Por que houve essa traição? A resposta é simples. Já se sabia que o petróleo recém descoberto na região seria o sangue que haveria de correr nas veias da civilização ocidental. Não se admitiria que, um dia, os árabes voltassem a ser a potência que tinham sido na Idade Média, tendo sob seu controle aquele precioso e vital bem, presenteado a eles por Alá. 

Assim sendo, ingleses e franceses decidiram dividir os territórios conquistados em países dominados por clãs ou tribos e colocaram nos governos príncipes e reis de acordo com suas conveniências. Formaram-se, então, as corruptocracias e cleptocracias espalhadas por todo o Oriente Médio e apoiadas pelos países ocidentais, agora com um membro mais forte e mais guloso, que eram os Estados Unidos.

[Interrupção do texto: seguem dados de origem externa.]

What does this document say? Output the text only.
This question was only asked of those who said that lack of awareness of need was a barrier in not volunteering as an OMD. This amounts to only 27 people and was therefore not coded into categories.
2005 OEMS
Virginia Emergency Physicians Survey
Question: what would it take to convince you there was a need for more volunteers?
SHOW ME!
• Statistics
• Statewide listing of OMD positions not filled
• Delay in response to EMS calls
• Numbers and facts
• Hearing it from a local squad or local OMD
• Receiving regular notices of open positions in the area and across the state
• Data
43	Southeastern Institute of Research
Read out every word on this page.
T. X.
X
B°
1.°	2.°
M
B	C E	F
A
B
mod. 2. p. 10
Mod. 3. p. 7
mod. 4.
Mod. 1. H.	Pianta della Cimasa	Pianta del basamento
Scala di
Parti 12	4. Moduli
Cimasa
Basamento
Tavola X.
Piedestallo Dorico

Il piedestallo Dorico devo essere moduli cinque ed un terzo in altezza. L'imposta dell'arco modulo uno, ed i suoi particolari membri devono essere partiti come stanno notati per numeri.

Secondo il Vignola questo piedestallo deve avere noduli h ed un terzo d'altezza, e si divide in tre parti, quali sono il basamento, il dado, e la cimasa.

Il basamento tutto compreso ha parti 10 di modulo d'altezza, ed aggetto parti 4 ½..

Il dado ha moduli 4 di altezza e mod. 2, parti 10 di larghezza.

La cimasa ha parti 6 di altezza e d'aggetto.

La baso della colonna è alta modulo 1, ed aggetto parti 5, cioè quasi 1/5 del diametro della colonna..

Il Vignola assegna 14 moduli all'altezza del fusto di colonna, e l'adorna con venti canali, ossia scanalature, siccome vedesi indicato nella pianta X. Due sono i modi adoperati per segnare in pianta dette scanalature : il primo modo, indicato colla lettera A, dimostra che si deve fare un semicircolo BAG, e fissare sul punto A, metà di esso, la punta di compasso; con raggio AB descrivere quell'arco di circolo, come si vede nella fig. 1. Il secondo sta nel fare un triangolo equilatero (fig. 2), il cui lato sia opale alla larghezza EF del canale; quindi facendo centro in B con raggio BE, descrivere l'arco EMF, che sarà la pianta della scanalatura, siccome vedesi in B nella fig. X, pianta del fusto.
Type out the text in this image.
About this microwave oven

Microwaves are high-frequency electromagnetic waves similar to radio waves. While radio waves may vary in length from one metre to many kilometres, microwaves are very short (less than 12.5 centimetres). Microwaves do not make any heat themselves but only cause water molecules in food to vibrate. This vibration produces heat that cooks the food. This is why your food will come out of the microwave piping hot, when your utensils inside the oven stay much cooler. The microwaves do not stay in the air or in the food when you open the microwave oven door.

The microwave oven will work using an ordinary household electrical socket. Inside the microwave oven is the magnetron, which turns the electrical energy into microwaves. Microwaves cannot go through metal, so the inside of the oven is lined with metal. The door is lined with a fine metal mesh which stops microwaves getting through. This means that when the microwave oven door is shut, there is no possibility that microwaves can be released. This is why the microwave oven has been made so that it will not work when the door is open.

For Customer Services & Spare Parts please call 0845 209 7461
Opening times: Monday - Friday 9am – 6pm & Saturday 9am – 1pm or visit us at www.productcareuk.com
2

Aqui e acolá, entretanto, surgiam revoltas lideradas por intelectuais. Isso preocupava as potências ocidentais que temiam que, a qualquer momento, surgisse um líder suficientemente forte para catalisar toda a raiva e todas as frustrações dos povos árabes de forma a uni-los, política e geograficamente, e tornar realidade o velho sonho do califado do Golfo Pérsico ao oceano Atlântico.

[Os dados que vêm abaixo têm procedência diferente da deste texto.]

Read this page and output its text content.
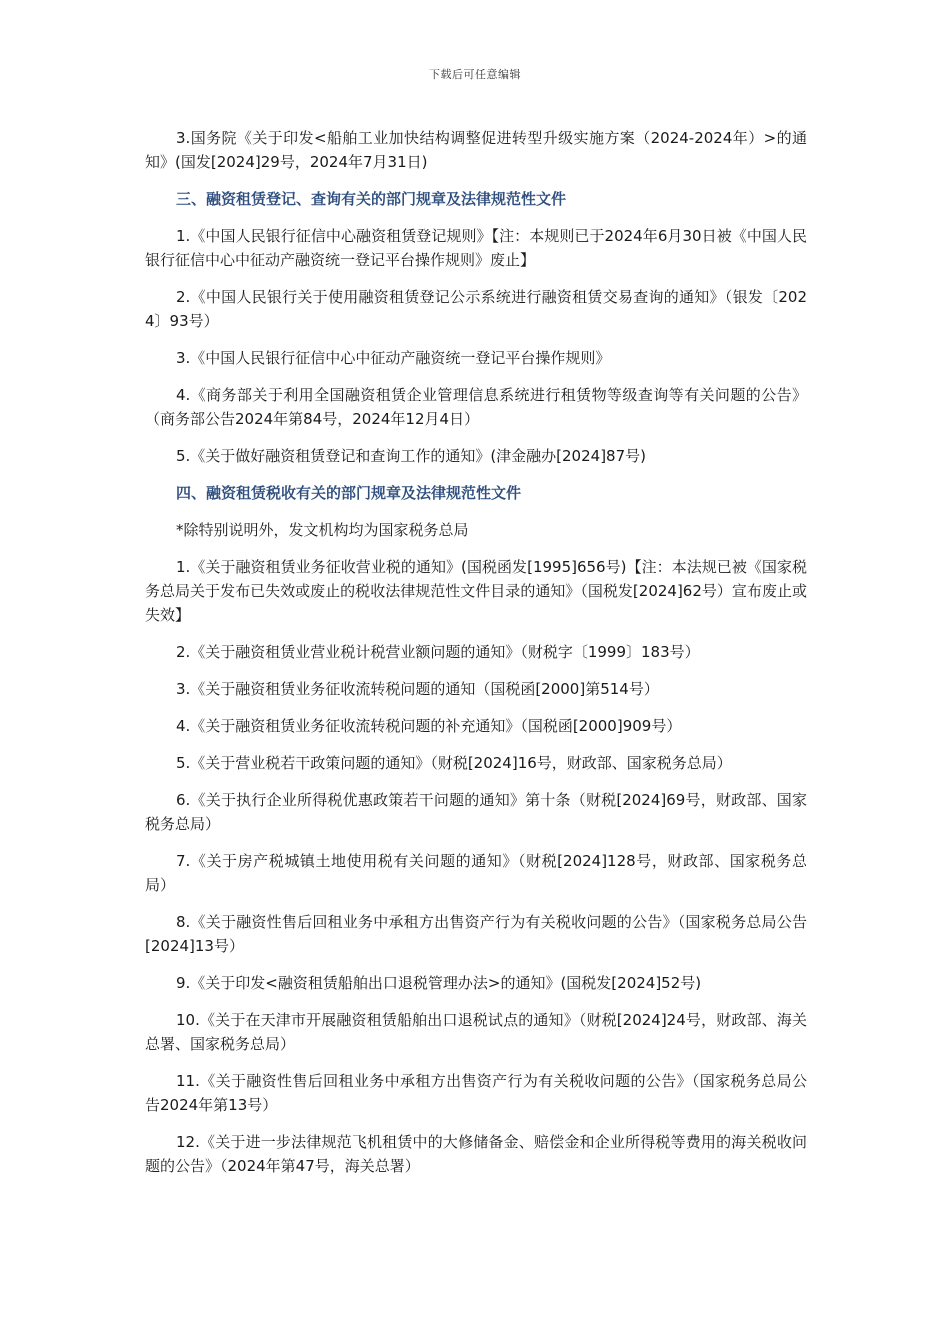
下载后可任意编辑

3.国务院《关于印发<船舶工业加快结构调整促进转型升级实施方案（2024-2024年）>的通知》(国发[2024]29号，2024年7月31日)

三、融资租赁登记、查询有关的部门规章及法律规范性文件

1.《中国人民银行征信中心融资租赁登记规则》【注：本规则已于2024年6月30日被《中国人民银行征信中心中征动产融资统一登记平台操作规则》废止】

2.《中国人民银行关于使用融资租赁登记公示系统进行融资租赁交易查询的通知》（银发〔2024〕93号）

3.《中国人民银行征信中心中征动产融资统一登记平台操作规则》

4.《商务部关于利用全国融资租赁企业管理信息系统进行租赁物等级查询等有关问题的公告》（商务部公告2024年第84号，2024年12月4日）

5.《关于做好融资租赁登记和查询工作的通知》(津金融办[2024]87号)

四、融资租赁税收有关的部门规章及法律规范性文件

*除特别说明外，发文机构均为国家税务总局

1.《关于融资租赁业务征收营业税的通知》(国税函发[1995]656号)【注：本法规已被《国家税务总局关于发布已失效或废止的税收法律规范性文件目录的通知》（国税发[2024]62号）宣布废止或失效】

2.《关于融资租赁业营业税计税营业额问题的通知》（财税字〔1999〕183号）

3.《关于融资租赁业务征收流转税问题的通知（国税函[2000]第514号）

4.《关于融资租赁业务征收流转税问题的补充通知》（国税函[2000]909号）

5.《关于营业税若干政策问题的通知》（财税[2024]16号，财政部、国家税务总局）

6.《关于执行企业所得税优惠政策若干问题的通知》第十条（财税[2024]69号，财政部、国家税务总局）

7.《关于房产税城镇土地使用税有关问题的通知》（财税[2024]128号，财政部、国家税务总局）

8.《关于融资性售后回租业务中承租方出售资产行为有关税收问题的公告》（国家税务总局公告[2024]13号）

9.《关于印发<融资租赁船舶出口退税管理办法>的通知》(国税发[2024]52号)

10.《关于在天津市开展融资租赁船舶出口退税试点的通知》（财税[2024]24号，财政部、海关总署、国家税务总局）

11.《关于融资性售后回租业务中承租方出售资产行为有关税收问题的公告》（国家税务总局公告2024年第13号）

12.《关于进一步法律规范飞机租赁中的大修储备金、赔偿金和企业所得税等费用的海关税收问题的公告》（2024年第47号，海关总署）
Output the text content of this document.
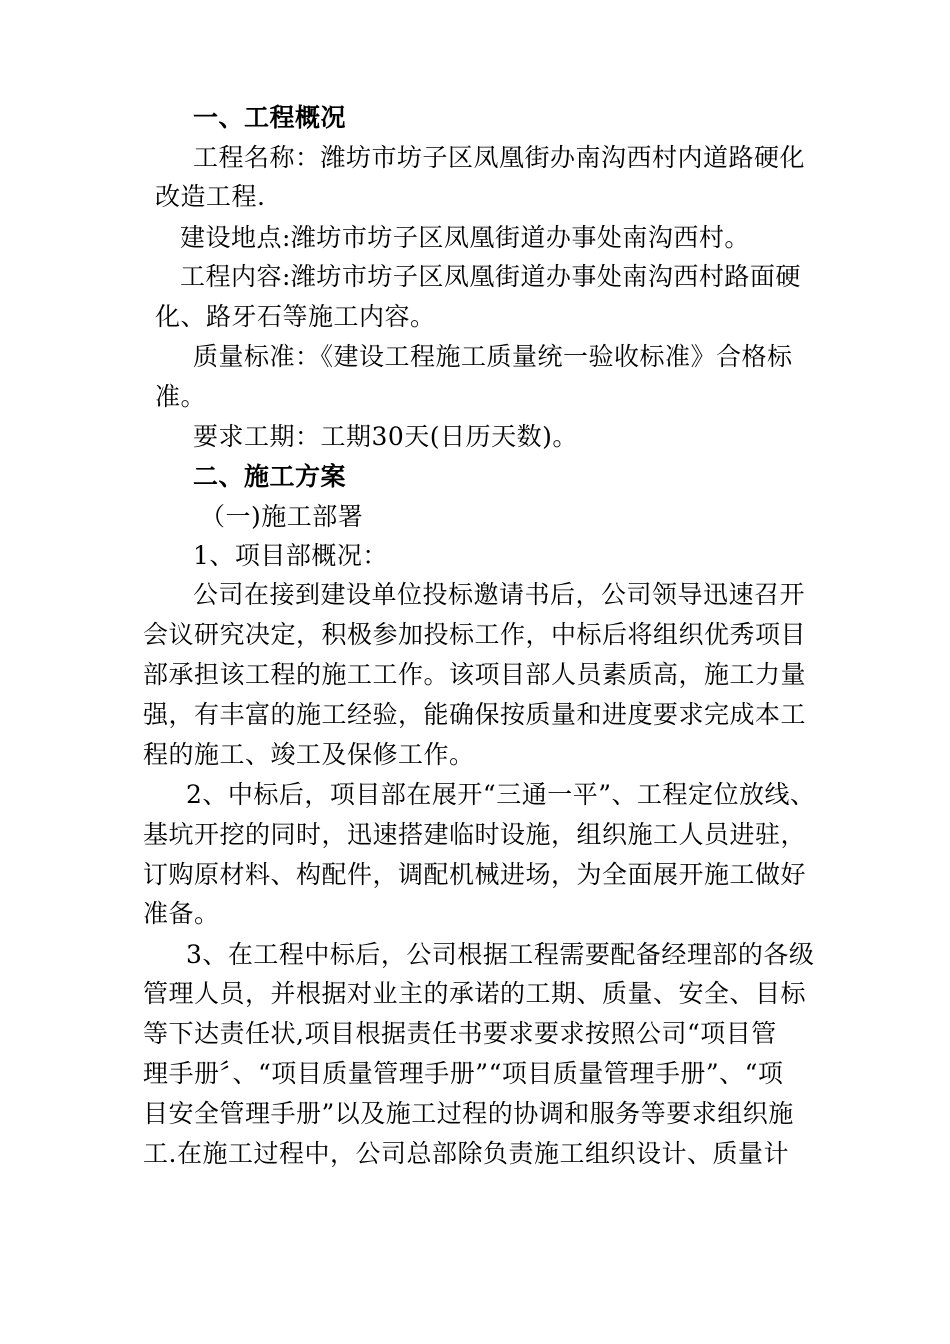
一、工程概况
工程名称：潍坊市坊子区凤凰街办南沟西村内道路硬化
改造工程.
建设地点:潍坊市坊子区凤凰街道办事处南沟西村。
工程内容:潍坊市坊子区凤凰街道办事处南沟西村路面硬
化、路牙石等施工内容。
质量标准：《建设工程施工质量统一验收标准》合格标
准。
要求工期：工期30天(日历天数)。
二、施工方案
（一)施工部署
1、项目部概况：
公司在接到建设单位投标邀请书后，公司领导迅速召开
会议研究决定，积极参加投标工作，中标后将组织优秀项目
部承担该工程的施工工作。该项目部人员素质高，施工力量
强，有丰富的施工经验，能确保按质量和进度要求完成本工
程的施工、竣工及保修工作。
2、中标后，项目部在展开“三通一平”、工程定位放线、
基坑开挖的同时，迅速搭建临时设施，组织施工人员进驻，
订购原材料、构配件，调配机械进场，为全面展开施工做好
准备。
3、在工程中标后，公司根据工程需要配备经理部的各级
管理人员，并根据对业主的承诺的工期、质量、安全、目标
等下达责任状,项目根据责任书要求要求按照公司“项目管
理手册〞、“项目质量管理手册”“项目质量管理手册”、“项
目安全管理手册”以及施工过程的协调和服务等要求组织施
工.在施工过程中，公司总部除负责施工组织设计、质量计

Nesse ínterim, surgia na Europa o movimento sionista que pregava um país para os judeus. Entre as várias opções, falava-se na Patagônia, na Amazônia, no Congo. Eis que então a fome uniu-se com a vontade de comer. Ou seja, as potências ocidentais adotaram o sionismo como sua causa e viram no movimento uma forma de separar os árabes da Ásia dos árabes da África, além de se livrarem do que eles consideravam “o problema judeu”.  A Palestina caiu como uma luva. Separava a África da Ásia, tinha alguma conotação histórica e, logicamente, tinha ligações bíblicas com os judeus.  Estava resolvido o problema. Tirava-se a população autóctone, os palestinos, e davam-se as terras aos judeus europeus.

Desde então, os árabes têm sofrido mais humilhações e frustrações. A Palestina, como entidade, desaparecendo abocanhada aos pedaços grandes por Israel e os povos árabes sentindo-se impotentes, sob as mãos de ferro de seus governantes, que para agradar os Estados Unidos, alguns assinaram aviltantes acordos de paz com Israel (Egito e Jordânia) e outros simplesmente largaram de mão a causa palestina, a causa maior de todos os árabes.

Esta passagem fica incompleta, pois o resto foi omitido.